Even if the rest veers toward juvenile yarnspinning due to Ian Gillan's unusually disconnected vocals and lyrics, the band swing and groove their asses off, with drummer Ian Paice and bassist Roger Glover epitomizing their 48 years of teamwork and keyboardist Don Airey pulling off one inspired solo after another. The arrangement twists keep surprising, and Hall of Fame producer Bob Ezrin again slathers a dense heft on the soundscape.

The accompanying documentary DVD, "From Here to Infinite," dissects the pluses and minuses of an Ezrin dictatorship – we learn much from the glum silences and dyspeptic grins of these veteran musicians after their producer rips and coddles them, even if they all genuflect in the end. Although Deep Purple came away with only half a superb album, you can't complain that, at ages around 70, they didn't try.

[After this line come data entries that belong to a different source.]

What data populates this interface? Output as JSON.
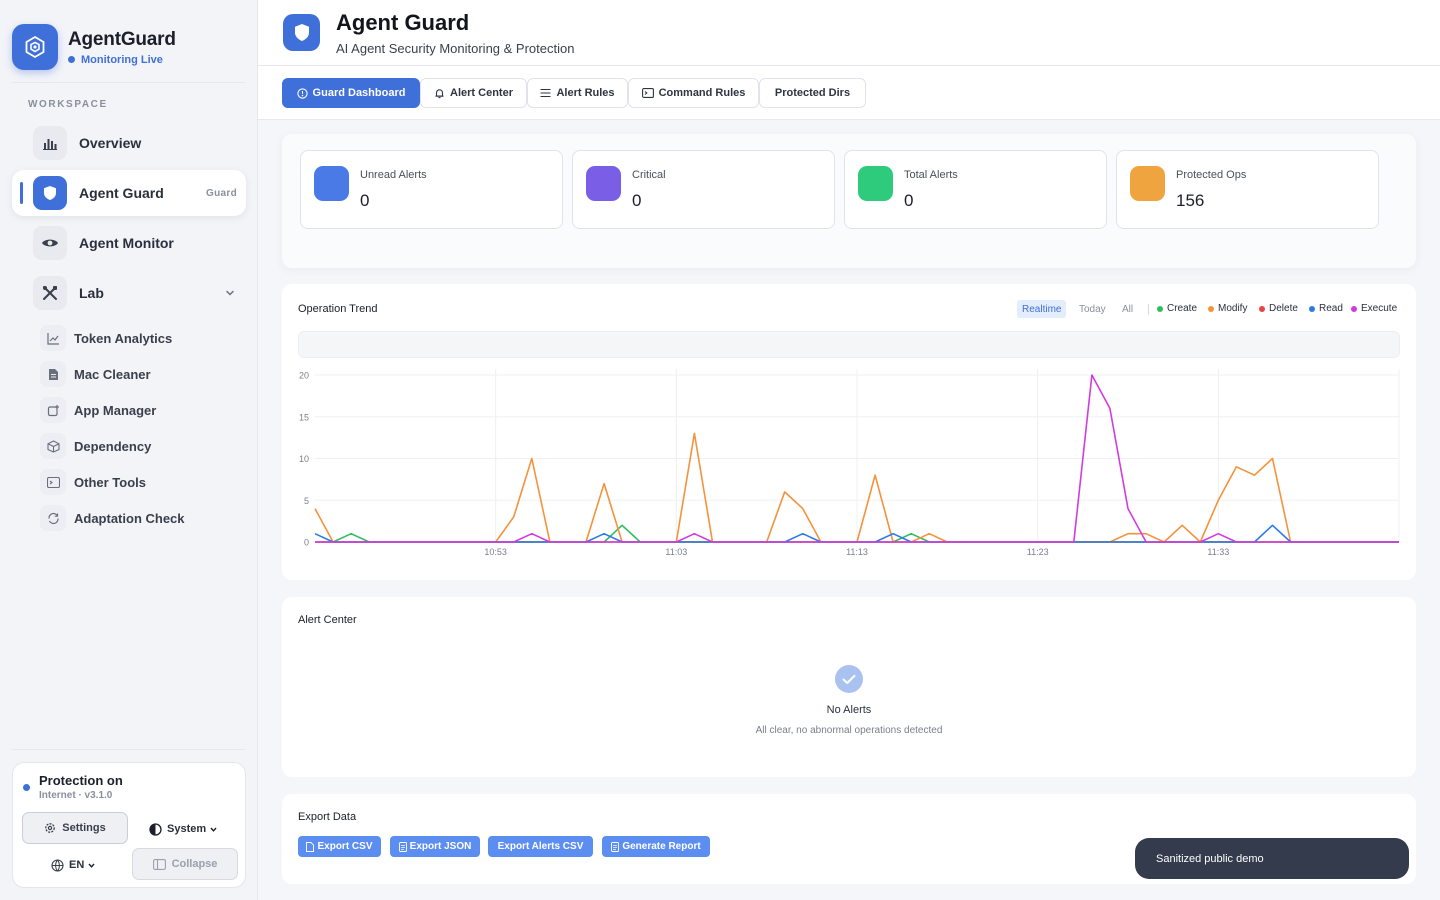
{
  "app": {
    "name": "AgentGuard",
    "status": "Monitoring Live"
  },
  "sidebar": {
    "section_label": "WORKSPACE",
    "items": [
      {
        "label": "Overview",
        "icon": "bar-chart-icon"
      },
      {
        "label": "Agent Guard",
        "icon": "shield-icon",
        "badge": "Guard",
        "active": true
      },
      {
        "label": "Agent Monitor",
        "icon": "eye-icon"
      },
      {
        "label": "Lab",
        "icon": "tools-icon",
        "expanded": true
      }
    ],
    "sub_items": [
      {
        "label": "Token Analytics",
        "icon": "line-chart-icon"
      },
      {
        "label": "Mac Cleaner",
        "icon": "file-icon"
      },
      {
        "label": "App Manager",
        "icon": "app-icon"
      },
      {
        "label": "Dependency",
        "icon": "package-icon"
      },
      {
        "label": "Other Tools",
        "icon": "terminal-icon"
      },
      {
        "label": "Adaptation Check",
        "icon": "refresh-icon"
      }
    ],
    "footer": {
      "protection_title": "Protection on",
      "protection_sub": "Internet · v3.1.0",
      "settings_label": "Settings",
      "theme_label": "System",
      "lang_label": "EN",
      "collapse_label": "Collapse"
    }
  },
  "header": {
    "title": "Agent Guard",
    "subtitle": "AI Agent Security Monitoring & Protection"
  },
  "tabs": [
    {
      "label": "Guard Dashboard",
      "icon": "dashboard-icon",
      "active": true
    },
    {
      "label": "Alert Center",
      "icon": "bell-icon"
    },
    {
      "label": "Alert Rules",
      "icon": "list-icon"
    },
    {
      "label": "Command Rules",
      "icon": "terminal-icon"
    },
    {
      "label": "Protected Dirs",
      "icon": ""
    }
  ],
  "stats": [
    {
      "label": "Unread Alerts",
      "value": "0",
      "color": "#4a7ae6"
    },
    {
      "label": "Critical",
      "value": "0",
      "color": "#7a5fe6"
    },
    {
      "label": "Total Alerts",
      "value": "0",
      "color": "#2fcb7c"
    },
    {
      "label": "Protected Ops",
      "value": "156",
      "color": "#f0a440"
    }
  ],
  "trend": {
    "title": "Operation Trend",
    "ranges": [
      "Realtime",
      "Today",
      "All"
    ],
    "active_range": "Realtime"
  },
  "chart_data": {
    "type": "line",
    "title": "Operation Trend",
    "x_ticks": [
      "10:53",
      "11:03",
      "11:13",
      "11:23",
      "11:33"
    ],
    "x_tick_index": [
      10,
      20,
      30,
      40,
      50
    ],
    "y_ticks": [
      0,
      5,
      10,
      15,
      20
    ],
    "ylim": [
      0,
      20
    ],
    "n_points": 61,
    "grid": true,
    "legend_position": "top-right",
    "series": [
      {
        "name": "Create",
        "color": "#2fbf5a",
        "values": [
          0,
          0,
          1,
          0,
          0,
          0,
          0,
          0,
          0,
          0,
          0,
          0,
          0,
          0,
          0,
          0,
          0,
          2,
          0,
          0,
          0,
          0,
          0,
          0,
          0,
          0,
          0,
          0,
          0,
          0,
          0,
          0,
          0,
          1,
          0,
          0,
          0,
          0,
          0,
          0,
          0,
          0,
          0,
          0,
          0,
          0,
          0,
          0,
          0,
          0,
          0,
          0,
          0,
          0,
          0,
          0,
          0,
          0,
          0,
          0,
          0
        ]
      },
      {
        "name": "Modify",
        "color": "#f5923a",
        "values": [
          4,
          0,
          0,
          0,
          0,
          0,
          0,
          0,
          0,
          0,
          0,
          3,
          10,
          0,
          0,
          0,
          7,
          0,
          0,
          0,
          0,
          13,
          0,
          0,
          0,
          0,
          6,
          4,
          0,
          0,
          0,
          8,
          0,
          0,
          1,
          0,
          0,
          0,
          0,
          0,
          0,
          0,
          0,
          0,
          0,
          1,
          1,
          0,
          2,
          0,
          5,
          9,
          8,
          10,
          0,
          0,
          0,
          0,
          0,
          0,
          0
        ]
      },
      {
        "name": "Delete",
        "color": "#e84545",
        "values": [
          0,
          0,
          0,
          0,
          0,
          0,
          0,
          0,
          0,
          0,
          0,
          0,
          0,
          0,
          0,
          0,
          0,
          0,
          0,
          0,
          0,
          0,
          0,
          0,
          0,
          0,
          0,
          0,
          0,
          0,
          0,
          0,
          0,
          0,
          0,
          0,
          0,
          0,
          0,
          0,
          0,
          0,
          0,
          0,
          0,
          0,
          0,
          0,
          0,
          0,
          0,
          0,
          0,
          0,
          0,
          0,
          0,
          0,
          0,
          0,
          0
        ]
      },
      {
        "name": "Read",
        "color": "#2c7be5",
        "values": [
          1,
          0,
          0,
          0,
          0,
          0,
          0,
          0,
          0,
          0,
          0,
          0,
          0,
          0,
          0,
          0,
          1,
          0,
          0,
          0,
          0,
          0,
          0,
          0,
          0,
          0,
          0,
          1,
          0,
          0,
          0,
          0,
          1,
          0,
          0,
          0,
          0,
          0,
          0,
          0,
          0,
          0,
          0,
          0,
          0,
          0,
          0,
          0,
          0,
          0,
          0,
          0,
          0,
          2,
          0,
          0,
          0,
          0,
          0,
          0,
          0
        ]
      },
      {
        "name": "Execute",
        "color": "#d23be0",
        "values": [
          0,
          0,
          0,
          0,
          0,
          0,
          0,
          0,
          0,
          0,
          0,
          0,
          1,
          0,
          0,
          0,
          0,
          0,
          0,
          0,
          0,
          1,
          0,
          0,
          0,
          0,
          0,
          0,
          0,
          0,
          0,
          0,
          0,
          0,
          0,
          0,
          0,
          0,
          0,
          0,
          0,
          0,
          0,
          20,
          16,
          4,
          0,
          0,
          0,
          0,
          1,
          0,
          0,
          0,
          0,
          0,
          0,
          0,
          0,
          0,
          0
        ]
      }
    ]
  },
  "alerts": {
    "title": "Alert Center",
    "empty_title": "No Alerts",
    "empty_sub": "All clear, no abnormal operations detected"
  },
  "export": {
    "title": "Export Data",
    "buttons": [
      "Export CSV",
      "Export JSON",
      "Export Alerts CSV",
      "Generate Report"
    ]
  },
  "toast": "Sanitized public demo",
  "colors": {
    "accent": "#3f6fd8",
    "toast_bg": "#343b4d"
  }
}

Procol Harum, "Novum" (Eagle Rock)

One should usually feel guilty about noticing lyrics in rock music; the words succeed if they don't get in the way. When you lose the Oxfordian trash of a poet like Keith Reid, though, it makes a difference, even if the replacement is Pete Brown, so surreally dazzling on Cream's "White Room" and "Sunshine of Your Love." Procol Harum mainman Gary Brooker says he and Reid are no longer "in touch."

Hating on suits, speaking for God or dissing the neighbor, Brown tends toward the pedestrian, the pretentious or the jokey these days, but he's not the only factor that renders "Novum" kinda pale. Procol's last studio album, 2003's resilient "The Well's on Fire," featured both Reid and original organist Matthew Fisher – such foundational elements increase the distinctive classical/rock potency, especially considering that Procol lost distinctive guitarist Robin Trower early on to a solo career, and drum marvel B.J. Wilson in 1990 to the Grim Reaper. For composing, Brooker now collaborates with organist Josh Phillips, a fine musician and a longtime fan, but often you know just what chord progression will creak around next.

The album's persistent jauntiness has a frail edge; the big ballads get winded just short of grandeur; and Brooker's charmingly strained voice shows wear. Not that "Novum" (funny title) fails, it just doesn't soar, the exceptions being the funky rocker "I Told on You" and the easy-thumping boogler "Image of the Beast" – Manfred/Van drummer Geoff Dunn snaps with an athletic foot from the first track onward. The fluidity and rich tone of reliable guitarist Geoff Whitehorn continues to impress.

A raw, naked Brooker concludes with "Somewhen," a weary dedication of eternal love. Little in Procol Harum's history – maybe "Too Much Between Us" -- has prepared us for that. So we have to figure he's been saving it for last.

Gnothi Grey, "Odor in the Cathedral" (Iceburgh)

Boo-hoo. These ambitious Americans used to attempt a weird synthesis of Sabbath and Trane, and sometimes even pulled it off, but for a long time they've just barfed up any old thing whenever they felt like it. F*ck 'em.